Habló un poco más alto.
– ¿Por qué crees que aprendí a hablar correctamente? ¿Qué crees que me motivó? Fue el odio. Sólo fue odio, para que aprendiera que se había equivocado.
– Simon…
Simon se rió, burlón.
– ¿No es gracioso? Lo odio. Lo odio con todas mis fuerzas y, a pesar de todo, es la única razón que me ha hecho seguir adelante.
Daphne negó con la cabeza.
– Eso no es cierto -dijo-. Habrías seguido adelante de cualquier modo. Eres tozudo y brillante, y te conozco. Aprendiste a hablar por ti, no por él. -Cuando vio que Simon no decía nada, añadió-: Si te hubiera demostrado su amor, todo hubiera sido más fácil.
Simon empezó a agitar la cabeza, pero Daphne lo interrumpió alzando la mano y cogiéndole la cara.
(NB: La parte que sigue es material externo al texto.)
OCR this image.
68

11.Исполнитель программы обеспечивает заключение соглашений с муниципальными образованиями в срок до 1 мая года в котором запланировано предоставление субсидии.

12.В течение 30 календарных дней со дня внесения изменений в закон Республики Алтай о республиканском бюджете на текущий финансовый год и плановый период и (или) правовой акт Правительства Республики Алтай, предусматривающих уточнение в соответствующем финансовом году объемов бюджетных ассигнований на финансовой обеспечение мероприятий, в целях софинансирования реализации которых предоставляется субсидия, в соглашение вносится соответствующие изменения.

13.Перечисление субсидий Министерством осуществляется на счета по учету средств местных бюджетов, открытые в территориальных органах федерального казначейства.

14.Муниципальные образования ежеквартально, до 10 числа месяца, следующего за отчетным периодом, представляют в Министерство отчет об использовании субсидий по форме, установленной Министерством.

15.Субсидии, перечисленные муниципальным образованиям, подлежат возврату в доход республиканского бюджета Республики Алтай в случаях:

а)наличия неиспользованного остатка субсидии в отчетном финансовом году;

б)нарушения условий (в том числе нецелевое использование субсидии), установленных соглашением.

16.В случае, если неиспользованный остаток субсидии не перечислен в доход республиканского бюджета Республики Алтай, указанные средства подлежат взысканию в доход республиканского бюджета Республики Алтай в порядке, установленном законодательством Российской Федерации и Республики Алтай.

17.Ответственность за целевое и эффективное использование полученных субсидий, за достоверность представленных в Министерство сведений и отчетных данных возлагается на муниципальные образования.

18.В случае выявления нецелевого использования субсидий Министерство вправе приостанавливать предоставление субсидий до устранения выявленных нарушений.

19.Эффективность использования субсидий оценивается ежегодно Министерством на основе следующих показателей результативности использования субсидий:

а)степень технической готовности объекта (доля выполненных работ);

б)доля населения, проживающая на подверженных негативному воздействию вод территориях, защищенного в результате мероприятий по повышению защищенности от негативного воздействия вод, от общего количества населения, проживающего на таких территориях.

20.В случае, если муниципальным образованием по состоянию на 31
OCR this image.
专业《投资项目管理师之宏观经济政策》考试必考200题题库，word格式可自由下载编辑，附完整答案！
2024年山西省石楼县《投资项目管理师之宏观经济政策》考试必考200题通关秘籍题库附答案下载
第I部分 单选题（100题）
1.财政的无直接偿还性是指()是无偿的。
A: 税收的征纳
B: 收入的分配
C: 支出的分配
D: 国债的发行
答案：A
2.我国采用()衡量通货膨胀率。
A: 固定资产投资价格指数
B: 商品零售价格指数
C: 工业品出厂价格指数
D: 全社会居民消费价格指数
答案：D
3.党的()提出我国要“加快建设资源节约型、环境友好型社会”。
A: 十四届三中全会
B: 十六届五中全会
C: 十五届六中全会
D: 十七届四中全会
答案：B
– A mí, de pequeña, sólo me demostraron amor y devoción. Confía en mí, así todo es más fácil.
Simon se quedó inmóvil un buen rato, respirando profundamente mientras se tranquilizaba. Al final, cuando Daphne empezaba a temerse que lo estaba perdiendo, levantó la cabeza y la miró.
– Quiero ser feliz -dijo.
– Y lo serás -le prometió ella, abrazándolo-. Lo serás.